This past Sunday Kids Unplugged was at the Lenoir Preserve in Yonkers for the County’s annual Pitch in for Parks day. Because Jon was booked to do the Bossy Frog gig, I was solo with our three gals and had images of spending the whole time chasing the small one rather than doing any concerted pitching.But, amazingly, my fears were unfounded and after about two hours, a nice group of kids and parents made a solid dent in the Preserve’s spring cleaning list of chores.
We started by challenging the kids to pick up stick and pine cones from the feeder area to prep it for being raked and turned over. This is an activity which my own girls tire of quickly at home where they could make themselves seriously useful gathering the million sticks littering our backyard, but at Lenoir, the pile of accumulated kindling was impressive. And while the small one spent more time dumping out the bird bath and rifling for seeds than she did filling her pine cone basket, the discovery of a salamander under a rock certainly helped to hold their interest. When the kids did tire, they spent some time exploring the dragonfly pond while the parents finished up. Then, before the inevitable pond splooge, we hightailed it up the hill to the dry safety of the awakening butterfly garden.

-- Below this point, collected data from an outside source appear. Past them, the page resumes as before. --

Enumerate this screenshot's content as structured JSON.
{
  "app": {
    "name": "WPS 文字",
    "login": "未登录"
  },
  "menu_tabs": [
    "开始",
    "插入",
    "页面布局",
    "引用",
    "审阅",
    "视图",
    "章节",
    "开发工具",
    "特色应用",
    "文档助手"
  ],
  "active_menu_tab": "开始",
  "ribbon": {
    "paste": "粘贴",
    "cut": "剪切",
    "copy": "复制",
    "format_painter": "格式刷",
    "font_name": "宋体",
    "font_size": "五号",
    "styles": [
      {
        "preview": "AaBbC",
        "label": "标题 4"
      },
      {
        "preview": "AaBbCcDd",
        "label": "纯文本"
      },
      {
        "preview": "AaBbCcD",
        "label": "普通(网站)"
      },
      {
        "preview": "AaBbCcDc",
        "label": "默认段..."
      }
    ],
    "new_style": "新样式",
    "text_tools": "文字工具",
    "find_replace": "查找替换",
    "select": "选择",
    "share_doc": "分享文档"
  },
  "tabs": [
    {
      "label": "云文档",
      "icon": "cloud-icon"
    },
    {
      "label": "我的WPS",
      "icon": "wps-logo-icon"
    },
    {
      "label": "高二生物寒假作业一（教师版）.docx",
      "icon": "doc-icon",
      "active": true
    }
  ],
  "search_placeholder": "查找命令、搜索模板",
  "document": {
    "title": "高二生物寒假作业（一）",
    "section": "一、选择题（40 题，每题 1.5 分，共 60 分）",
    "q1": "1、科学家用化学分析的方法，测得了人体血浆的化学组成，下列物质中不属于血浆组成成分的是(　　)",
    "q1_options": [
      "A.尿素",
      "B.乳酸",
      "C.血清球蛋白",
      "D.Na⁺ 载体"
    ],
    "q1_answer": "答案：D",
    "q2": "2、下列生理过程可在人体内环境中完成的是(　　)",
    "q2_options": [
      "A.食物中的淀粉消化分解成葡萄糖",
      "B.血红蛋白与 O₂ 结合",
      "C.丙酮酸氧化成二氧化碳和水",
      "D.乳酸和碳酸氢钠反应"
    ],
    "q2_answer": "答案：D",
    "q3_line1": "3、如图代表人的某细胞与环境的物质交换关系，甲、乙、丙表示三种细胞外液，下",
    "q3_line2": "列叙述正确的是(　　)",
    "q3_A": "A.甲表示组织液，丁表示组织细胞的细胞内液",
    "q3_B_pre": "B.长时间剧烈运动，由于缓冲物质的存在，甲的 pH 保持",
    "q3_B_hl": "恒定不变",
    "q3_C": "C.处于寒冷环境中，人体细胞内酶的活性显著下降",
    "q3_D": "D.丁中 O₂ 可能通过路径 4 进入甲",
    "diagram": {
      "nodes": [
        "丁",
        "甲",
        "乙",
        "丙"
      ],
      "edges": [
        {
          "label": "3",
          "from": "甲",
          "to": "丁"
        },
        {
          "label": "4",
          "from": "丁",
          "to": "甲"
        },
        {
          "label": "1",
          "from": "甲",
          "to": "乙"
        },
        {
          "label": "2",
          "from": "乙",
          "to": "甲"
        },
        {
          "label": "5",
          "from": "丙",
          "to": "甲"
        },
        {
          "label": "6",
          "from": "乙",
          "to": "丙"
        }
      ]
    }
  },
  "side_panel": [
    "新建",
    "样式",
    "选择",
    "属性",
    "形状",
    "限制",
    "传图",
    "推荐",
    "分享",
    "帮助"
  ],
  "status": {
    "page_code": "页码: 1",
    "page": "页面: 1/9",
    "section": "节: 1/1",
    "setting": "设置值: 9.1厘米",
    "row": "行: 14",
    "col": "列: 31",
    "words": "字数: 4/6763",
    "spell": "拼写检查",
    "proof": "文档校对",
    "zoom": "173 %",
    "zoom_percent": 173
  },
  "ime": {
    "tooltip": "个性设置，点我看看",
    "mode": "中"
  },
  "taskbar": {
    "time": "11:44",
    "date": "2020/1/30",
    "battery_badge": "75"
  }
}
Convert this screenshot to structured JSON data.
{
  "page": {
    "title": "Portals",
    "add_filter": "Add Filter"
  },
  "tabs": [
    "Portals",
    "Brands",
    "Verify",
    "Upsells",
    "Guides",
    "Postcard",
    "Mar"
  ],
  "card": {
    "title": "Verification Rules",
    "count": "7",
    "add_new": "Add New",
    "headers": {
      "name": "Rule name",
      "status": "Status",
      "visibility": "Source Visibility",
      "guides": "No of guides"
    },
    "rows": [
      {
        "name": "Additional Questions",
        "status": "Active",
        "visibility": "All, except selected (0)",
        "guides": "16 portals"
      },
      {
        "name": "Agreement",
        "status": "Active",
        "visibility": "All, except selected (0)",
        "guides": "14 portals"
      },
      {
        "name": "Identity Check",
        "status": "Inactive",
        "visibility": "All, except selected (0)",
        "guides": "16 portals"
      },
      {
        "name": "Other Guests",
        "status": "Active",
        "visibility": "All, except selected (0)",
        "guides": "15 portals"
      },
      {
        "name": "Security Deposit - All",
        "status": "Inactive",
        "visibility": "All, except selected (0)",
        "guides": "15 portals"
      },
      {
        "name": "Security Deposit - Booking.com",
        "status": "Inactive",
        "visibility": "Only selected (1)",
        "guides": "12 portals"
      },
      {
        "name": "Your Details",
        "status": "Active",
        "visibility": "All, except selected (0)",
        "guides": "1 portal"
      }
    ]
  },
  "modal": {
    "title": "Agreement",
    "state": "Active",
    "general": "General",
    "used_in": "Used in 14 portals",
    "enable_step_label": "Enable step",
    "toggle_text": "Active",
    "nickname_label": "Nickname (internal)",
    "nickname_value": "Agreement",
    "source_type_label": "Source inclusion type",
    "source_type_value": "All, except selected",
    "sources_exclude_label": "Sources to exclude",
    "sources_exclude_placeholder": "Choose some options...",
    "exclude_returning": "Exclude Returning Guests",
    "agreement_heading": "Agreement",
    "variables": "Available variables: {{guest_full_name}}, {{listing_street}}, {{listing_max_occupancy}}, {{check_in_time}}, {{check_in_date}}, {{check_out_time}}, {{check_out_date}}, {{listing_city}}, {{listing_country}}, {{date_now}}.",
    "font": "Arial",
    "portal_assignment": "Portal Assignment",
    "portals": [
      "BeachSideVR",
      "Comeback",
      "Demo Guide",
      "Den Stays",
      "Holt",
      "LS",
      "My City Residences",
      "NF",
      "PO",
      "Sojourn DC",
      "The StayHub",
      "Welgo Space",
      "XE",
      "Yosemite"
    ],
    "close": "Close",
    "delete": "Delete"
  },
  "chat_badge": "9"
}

The Beverly E. Smith Butterfly & Hummingbird Garden is maintained by the Hudson River Audobon society. There we met Mary Harrington, the Butterfly committee chair and primary volunteer caretaker of the garden.Mary walked our group through the seemingly dormant garden and showed us which plants needed pruning back or pulling to make way for the new season’s growth–bits of which we could already see in some places. Armed with clippers, a team of kids tackled a jungle of goldenrod, cutting it down to its base and stacking the remnants in a pile along the path. Moms and Dads followed suit, pruning, raking and clearing until Mary was positively beaming, both surprised by the ability shown by our young kids and pleased with the amount of progress we made in a short amount of time.“When I got here today I said, ‘I’m never going to get all this done!” She recounted this to us while walking the paths to check on our work, asking if we’d like to volunteer in the garden again this spring.
Kids Unplugged enthusiastically decided to adopt the Lenoir Butterfly Garden and promised to return in a few weeks to help Mary to do some more clearing as well as some planting. When things begin to bloom and the butterflies and hummingbirds start to visit, the kids will really feel like they contributed to something special. A bit of ownership over the space will help them to feel more invested in its growth and well-being. And they’ll begin to see how even the smallest ones can help to make the world more beautiful.